In Bishkek, several gay bars have opened since 1998, when Kyrgyzstan decriminalized sexual relations between men. But the majority of gay men recently surveyed in the capital said they have been physically or psychologically abused because of their sexual orientation. Many pointed to continuing discrimination in public places, such as bars and restaurants, from where they are often asked to leave.

Aleksei Vashchenko, a gay man living in Bishkek, told RFE/RL that policemen often try to extort homosexuals. "There were cases when law-enforcement bodies have blackmailed representatives of sexual minorities, saying that they will tell [their staff members] at work, or their parents and relatives that that person is a homosexual," he said. "However, they would not have the opportunity to bring them before a criminal court, as it was before 1998."

Bishkek-based Oasis is a Kyrgyz nongovernmental organization working to protect the rights of gay men. The organization's head, Vladimir Tyupin, said Oasis is working with an increasing number of gays. But he noted that the majority of the estimated 35,000 homosexuals in Bishkek choose to keep their sexual orientation secret out of fear of public censure or isolation by friends and family.

"We established an initiative group in 1995. It consisted of merely 37 people. Now it already has about 7,000 people," Tyupin said.

Lesbian relationships in the Soviet Union were not policed as strictly as men. Lesbians were often sent to psychiatric institutions. In Central Asia today, as in the past, laws do not refer specifically to lesbians, but they say their lives are similarly difficult.

Earlier this month, lesbians in Kyrgyzstan launched a support group called Labrys. It is planning to publish a monthly magazine and open a telephone hot line and resource center to provide lesbians with psychological and legal support.

For the most part, the region's religious leaders, such as Kyrgyzstan's Mufti Murataly Ajy Jumanov, have shown little tolerance toward sexual minorities. "According to the Koran and Shari'a [Islamic law], men should marry women and nobody else. Women have to give their bodies and spirits to men. Islamic law absolutely refuses such [homosexual] connection between men and women. It is illegal and inhuman," Jumanov said.
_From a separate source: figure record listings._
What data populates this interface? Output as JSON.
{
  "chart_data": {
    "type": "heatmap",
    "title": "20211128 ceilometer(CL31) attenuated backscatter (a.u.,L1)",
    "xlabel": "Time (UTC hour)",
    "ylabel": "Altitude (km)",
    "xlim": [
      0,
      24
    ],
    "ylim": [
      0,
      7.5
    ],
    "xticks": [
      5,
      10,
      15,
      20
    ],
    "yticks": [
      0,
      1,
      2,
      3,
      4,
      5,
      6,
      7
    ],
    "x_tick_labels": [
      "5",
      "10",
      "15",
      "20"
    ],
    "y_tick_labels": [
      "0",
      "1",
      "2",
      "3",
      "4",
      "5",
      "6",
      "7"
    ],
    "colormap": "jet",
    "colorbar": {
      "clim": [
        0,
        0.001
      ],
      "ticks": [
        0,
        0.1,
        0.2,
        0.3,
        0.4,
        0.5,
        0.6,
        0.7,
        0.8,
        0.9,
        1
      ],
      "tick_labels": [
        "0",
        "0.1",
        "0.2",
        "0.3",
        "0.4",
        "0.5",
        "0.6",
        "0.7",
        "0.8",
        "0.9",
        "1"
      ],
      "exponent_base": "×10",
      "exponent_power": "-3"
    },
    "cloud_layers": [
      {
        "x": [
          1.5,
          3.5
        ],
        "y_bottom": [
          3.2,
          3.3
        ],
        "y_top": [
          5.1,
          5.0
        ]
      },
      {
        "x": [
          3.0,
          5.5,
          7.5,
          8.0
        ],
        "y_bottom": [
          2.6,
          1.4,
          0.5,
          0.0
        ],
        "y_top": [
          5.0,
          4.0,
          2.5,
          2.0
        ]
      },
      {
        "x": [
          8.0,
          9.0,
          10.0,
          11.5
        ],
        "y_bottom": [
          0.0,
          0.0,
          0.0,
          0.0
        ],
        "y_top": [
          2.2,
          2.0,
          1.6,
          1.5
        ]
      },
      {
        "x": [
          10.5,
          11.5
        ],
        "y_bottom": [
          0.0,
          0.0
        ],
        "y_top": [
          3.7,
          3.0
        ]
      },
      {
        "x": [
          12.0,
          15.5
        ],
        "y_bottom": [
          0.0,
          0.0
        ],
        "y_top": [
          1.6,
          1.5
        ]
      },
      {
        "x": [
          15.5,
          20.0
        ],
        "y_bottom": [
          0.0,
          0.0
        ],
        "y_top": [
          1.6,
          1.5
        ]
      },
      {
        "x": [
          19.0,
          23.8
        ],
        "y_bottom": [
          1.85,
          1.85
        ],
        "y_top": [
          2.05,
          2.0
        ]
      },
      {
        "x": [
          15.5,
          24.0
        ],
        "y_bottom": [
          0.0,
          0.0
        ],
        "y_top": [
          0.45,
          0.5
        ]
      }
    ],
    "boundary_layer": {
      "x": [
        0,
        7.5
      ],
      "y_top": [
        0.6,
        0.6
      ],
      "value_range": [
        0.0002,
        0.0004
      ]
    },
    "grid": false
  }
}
Igor Dronov, a senior priest of the Russian Orthodox Church in Bishkek, told the United Nations' IRIN news service that tolerance "washes out the essence of absolute moral values."
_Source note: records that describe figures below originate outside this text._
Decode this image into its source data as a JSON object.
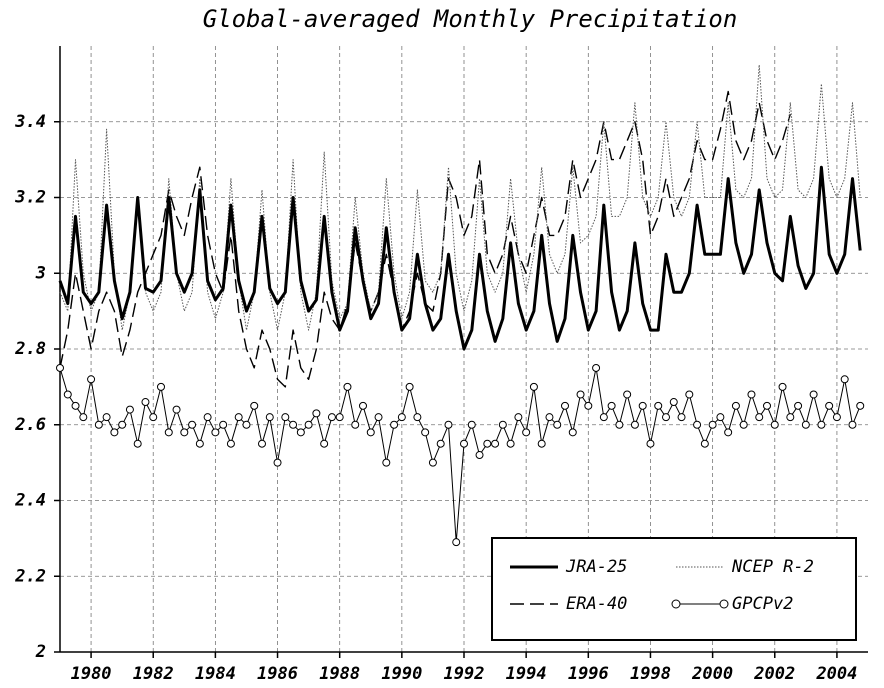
{
  "chart_data": {
    "type": "line",
    "title": "Global-averaged Monthly Precipitation",
    "x": [
      1979,
      1979.25,
      1979.5,
      1979.75,
      1980,
      1980.25,
      1980.5,
      1980.75,
      1981,
      1981.25,
      1981.5,
      1981.75,
      1982,
      1982.25,
      1982.5,
      1982.75,
      1983,
      1983.25,
      1983.5,
      1983.75,
      1984,
      1984.25,
      1984.5,
      1984.75,
      1985,
      1985.25,
      1985.5,
      1985.75,
      1986,
      1986.25,
      1986.5,
      1986.75,
      1987,
      1987.25,
      1987.5,
      1987.75,
      1988,
      1988.25,
      1988.5,
      1988.75,
      1989,
      1989.25,
      1989.5,
      1989.75,
      1990,
      1990.25,
      1990.5,
      1990.75,
      1991,
      1991.25,
      1991.5,
      1991.75,
      1992,
      1992.25,
      1992.5,
      1992.75,
      1993,
      1993.25,
      1993.5,
      1993.75,
      1994,
      1994.25,
      1994.5,
      1994.75,
      1995,
      1995.25,
      1995.5,
      1995.75,
      1996,
      1996.25,
      1996.5,
      1996.75,
      1997,
      1997.25,
      1997.5,
      1997.75,
      1998,
      1998.25,
      1998.5,
      1998.75,
      1999,
      1999.25,
      1999.5,
      1999.75,
      2000,
      2000.25,
      2000.5,
      2000.75,
      2001,
      2001.25,
      2001.5,
      2001.75,
      2002,
      2002.25,
      2002.5,
      2002.75,
      2003,
      2003.25,
      2003.5,
      2003.75,
      2004,
      2004.25,
      2004.5,
      2004.75
    ],
    "series": [
      {
        "name": "JRA-25",
        "color": "#000000",
        "line_style": "solid",
        "line_width": 3,
        "values": [
          2.98,
          2.92,
          3.15,
          2.95,
          2.92,
          2.95,
          3.18,
          2.98,
          2.88,
          2.95,
          3.2,
          2.96,
          2.95,
          2.98,
          3.2,
          3.0,
          2.95,
          3.0,
          3.22,
          2.98,
          2.93,
          2.96,
          3.18,
          2.98,
          2.9,
          2.95,
          3.15,
          2.96,
          2.92,
          2.95,
          3.2,
          2.98,
          2.9,
          2.93,
          3.15,
          2.95,
          2.85,
          2.9,
          3.12,
          2.98,
          2.88,
          2.92,
          3.12,
          2.95,
          2.85,
          2.88,
          3.05,
          2.92,
          2.85,
          2.88,
          3.05,
          2.9,
          2.8,
          2.85,
          3.05,
          2.9,
          2.82,
          2.88,
          3.08,
          2.92,
          2.85,
          2.9,
          3.1,
          2.92,
          2.82,
          2.88,
          3.1,
          2.95,
          2.85,
          2.9,
          3.18,
          2.95,
          2.85,
          2.9,
          3.08,
          2.92,
          2.85,
          2.85,
          3.05,
          2.95,
          2.95,
          3.0,
          3.18,
          3.05,
          3.05,
          3.05,
          3.25,
          3.08,
          3.0,
          3.05,
          3.22,
          3.08,
          3.0,
          2.98,
          3.15,
          3.02,
          2.96,
          3.0,
          3.28,
          3.05,
          3.0,
          3.05,
          3.25,
          3.06
        ]
      },
      {
        "name": "NCEP R-2",
        "color": "#555555",
        "line_style": "dotted",
        "line_width": 1,
        "values": [
          2.95,
          2.9,
          3.3,
          3.0,
          2.9,
          2.95,
          3.38,
          3.0,
          2.85,
          2.95,
          3.2,
          2.95,
          2.9,
          2.95,
          3.25,
          3.0,
          2.9,
          2.95,
          3.25,
          2.95,
          2.88,
          2.95,
          3.25,
          2.98,
          2.85,
          2.95,
          3.22,
          2.95,
          2.85,
          2.95,
          3.3,
          2.95,
          2.85,
          2.95,
          3.32,
          2.98,
          2.88,
          2.92,
          3.2,
          3.0,
          2.9,
          2.95,
          3.25,
          3.0,
          2.88,
          2.95,
          3.22,
          2.98,
          2.95,
          3.0,
          3.28,
          3.0,
          2.9,
          2.98,
          3.25,
          3.0,
          2.95,
          3.0,
          3.25,
          3.05,
          2.95,
          3.05,
          3.28,
          3.05,
          3.0,
          3.05,
          3.28,
          3.08,
          3.1,
          3.15,
          3.4,
          3.15,
          3.15,
          3.2,
          3.45,
          3.2,
          3.15,
          3.2,
          3.4,
          3.2,
          3.15,
          3.2,
          3.4,
          3.2,
          3.2,
          3.2,
          3.45,
          3.22,
          3.2,
          3.25,
          3.55,
          3.25,
          3.2,
          3.22,
          3.45,
          3.22,
          3.2,
          3.25,
          3.5,
          3.25,
          3.2,
          3.25,
          3.45,
          3.2
        ]
      },
      {
        "name": "ERA-40",
        "color": "#000000",
        "line_style": "dashed",
        "line_width": 1.4,
        "values": [
          2.75,
          2.85,
          3.0,
          2.9,
          2.8,
          2.9,
          2.95,
          2.9,
          2.78,
          2.85,
          2.95,
          3.0,
          3.05,
          3.1,
          3.22,
          3.15,
          3.1,
          3.2,
          3.28,
          3.1,
          3.0,
          2.95,
          3.1,
          2.9,
          2.8,
          2.75,
          2.85,
          2.8,
          2.72,
          2.7,
          2.85,
          2.75,
          2.72,
          2.8,
          2.95,
          2.88,
          2.85,
          2.92,
          3.08,
          2.98,
          2.9,
          2.95,
          3.05,
          2.95,
          2.85,
          2.9,
          3.0,
          2.92,
          2.9,
          3.0,
          3.25,
          3.2,
          3.1,
          3.15,
          3.3,
          3.05,
          3.0,
          3.05,
          3.15,
          3.05,
          3.0,
          3.1,
          3.2,
          3.1,
          3.1,
          3.15,
          3.3,
          3.2,
          3.25,
          3.3,
          3.4,
          3.3,
          3.3,
          3.35,
          3.4,
          3.3,
          3.1,
          3.15,
          3.25,
          3.15,
          3.2,
          3.25,
          3.35,
          3.3,
          3.3,
          3.38,
          3.48,
          3.35,
          3.3,
          3.35,
          3.45,
          3.35,
          3.3,
          3.35,
          3.42,
          null,
          null,
          null,
          null,
          null,
          null,
          null,
          null,
          null
        ]
      },
      {
        "name": "GPCPv2",
        "color": "#000000",
        "line_style": "solid",
        "line_width": 1,
        "marker": "circle",
        "values": [
          2.75,
          2.68,
          2.65,
          2.62,
          2.72,
          2.6,
          2.62,
          2.58,
          2.6,
          2.64,
          2.55,
          2.66,
          2.62,
          2.7,
          2.58,
          2.64,
          2.58,
          2.6,
          2.55,
          2.62,
          2.58,
          2.6,
          2.55,
          2.62,
          2.6,
          2.65,
          2.55,
          2.62,
          2.5,
          2.62,
          2.6,
          2.58,
          2.6,
          2.63,
          2.55,
          2.62,
          2.62,
          2.7,
          2.6,
          2.65,
          2.58,
          2.62,
          2.5,
          2.6,
          2.62,
          2.7,
          2.62,
          2.58,
          2.5,
          2.55,
          2.6,
          2.29,
          2.55,
          2.6,
          2.52,
          2.55,
          2.55,
          2.6,
          2.55,
          2.62,
          2.58,
          2.7,
          2.55,
          2.62,
          2.6,
          2.65,
          2.58,
          2.68,
          2.65,
          2.75,
          2.62,
          2.65,
          2.6,
          2.68,
          2.6,
          2.65,
          2.55,
          2.65,
          2.62,
          2.66,
          2.62,
          2.68,
          2.6,
          2.55,
          2.6,
          2.62,
          2.58,
          2.65,
          2.6,
          2.68,
          2.62,
          2.65,
          2.6,
          2.7,
          2.62,
          2.65,
          2.6,
          2.68,
          2.6,
          2.65,
          2.62,
          2.72,
          2.6,
          2.65
        ]
      }
    ],
    "xlim": [
      1979,
      2005
    ],
    "xticks": [
      1980,
      1982,
      1984,
      1986,
      1988,
      1990,
      1992,
      1994,
      1996,
      1998,
      2000,
      2002,
      2004
    ],
    "ylim": [
      2,
      3.6
    ],
    "yticks": [
      2,
      2.2,
      2.4,
      2.6,
      2.8,
      3,
      3.2,
      3.4
    ],
    "grid": true,
    "legend": "lower right"
  }
}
However, Roman Knyazev, from the Kazakh gay website, stresses that sexual minorities are no different from anyone else. "We are not different from straight people," he said. "We have household problems like them, the same concerns about the present and the future."

While Kazakhstan and Kyrgyzstan have decriminalized homosexuality, the countries' legal systems have not taken firm steps to secure the rights of gays and lesbians.
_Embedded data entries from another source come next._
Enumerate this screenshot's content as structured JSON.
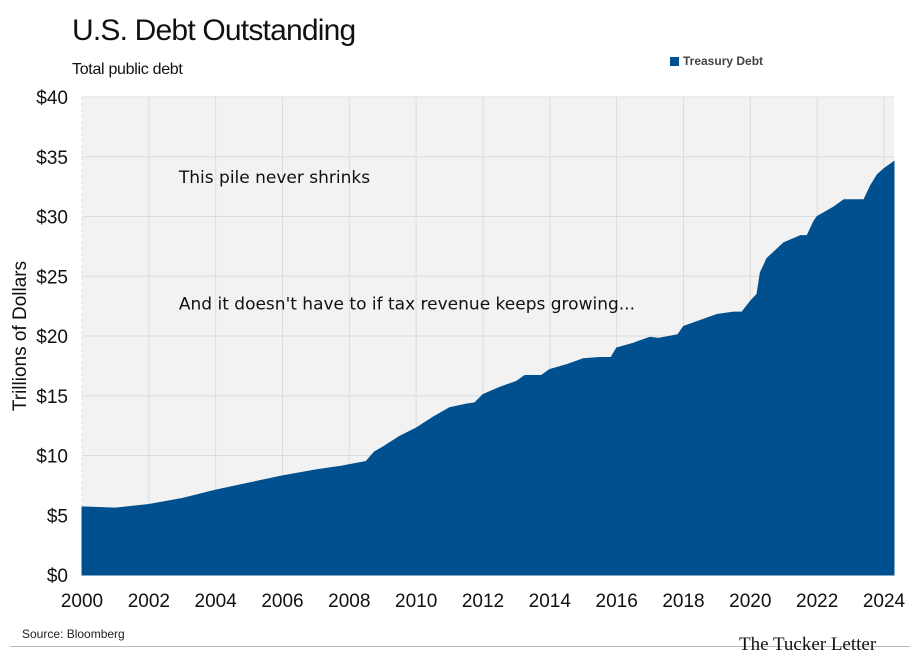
{
  "header": {
    "title": "U.S. Debt Outstanding",
    "subtitle": "Total public debt"
  },
  "legend": {
    "label": "Treasury Debt",
    "color": "#00508f"
  },
  "footer": {
    "source": "Source: Bloomberg",
    "brand": "The Tucker Letter"
  },
  "chart_data": {
    "type": "area",
    "title": "U.S. Debt Outstanding",
    "subtitle": "Total public debt",
    "xlabel": "",
    "ylabel": "Trillions of Dollars",
    "x_ticks": [
      "2000",
      "2002",
      "2004",
      "2006",
      "2008",
      "2010",
      "2012",
      "2014",
      "2016",
      "2018",
      "2020",
      "2022",
      "2024"
    ],
    "y_ticks": [
      "$0",
      "$5",
      "$10",
      "$15",
      "$20",
      "$25",
      "$30",
      "$35",
      "$40"
    ],
    "xlim": [
      2000,
      2024.3
    ],
    "ylim": [
      0,
      40
    ],
    "grid": "vertical and horizontal",
    "legend_position": "top-right",
    "annotations": [
      {
        "text": "This pile never shrinks",
        "x": 2002.9,
        "y": 32.8
      },
      {
        "text": "And it doesn't have to if tax revenue keeps growing...",
        "x": 2002.9,
        "y": 22.2
      }
    ],
    "series": [
      {
        "name": "Treasury Debt",
        "color": "#00508f",
        "x": [
          2000.0,
          2001.0,
          2002.0,
          2003.0,
          2004.0,
          2005.0,
          2006.0,
          2007.0,
          2007.75,
          2008.5,
          2008.75,
          2009.0,
          2009.5,
          2010.0,
          2010.5,
          2011.0,
          2011.5,
          2011.75,
          2012.0,
          2012.5,
          2013.0,
          2013.25,
          2013.75,
          2014.0,
          2014.5,
          2015.0,
          2015.5,
          2015.83,
          2016.0,
          2016.5,
          2017.0,
          2017.25,
          2017.83,
          2018.0,
          2018.5,
          2019.0,
          2019.5,
          2019.75,
          2020.0,
          2020.2,
          2020.3,
          2020.5,
          2021.0,
          2021.5,
          2021.7,
          2021.9,
          2022.0,
          2022.5,
          2022.8,
          2023.0,
          2023.4,
          2023.6,
          2023.8,
          2024.0,
          2024.3
        ],
        "values": [
          5.7,
          5.6,
          5.9,
          6.4,
          7.1,
          7.7,
          8.3,
          8.8,
          9.1,
          9.5,
          10.3,
          10.7,
          11.6,
          12.3,
          13.2,
          14.0,
          14.3,
          14.4,
          15.1,
          15.7,
          16.2,
          16.7,
          16.7,
          17.2,
          17.6,
          18.1,
          18.2,
          18.2,
          19.0,
          19.4,
          19.9,
          19.8,
          20.1,
          20.8,
          21.3,
          21.8,
          22.0,
          22.0,
          22.9,
          23.5,
          25.3,
          26.5,
          27.8,
          28.4,
          28.4,
          29.6,
          30.0,
          30.8,
          31.4,
          31.4,
          31.4,
          32.6,
          33.5,
          34.0,
          34.6
        ]
      }
    ]
  }
}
Donald Bisson, who works for the International Lesbian and Gay Association in Brussels, explains why: "In all countries, the movement begins by individuals deciding that it's time to do something. That means starting an NGO and then interacting with the government on issues of regulations, laws or discrimination. In Central Asia, it will be more difficult because the governments have not bought into the idea that gay rights are human rights. They always say this is being forced upon them by the West. They use that argument not to move forward in a positive way."

Despite the difficulties faced by sexual minorities in Kyrgyzstan and Kazakhstan, gays and lesbians there enjoy relative tolerance when compared to neighboring states. The majority of gays in Tajikistan keep their sexual orientation hidden, although homosexual acts were decriminalized there in 1998.

In 2003, a public-opinion survey revealed a particularly negative attitude toward gays. According to a local NGO that advocates gay rights, Tajik police routinely harass gays once they have revealed their sexual preferences.

In Turkmenistan and Uzbekistan, sex between men is still punishable by up to two and three years in prison, respectively.

(RFE/RL's Kazakh, Kyrgyz, and Tajik services contributed to this report.)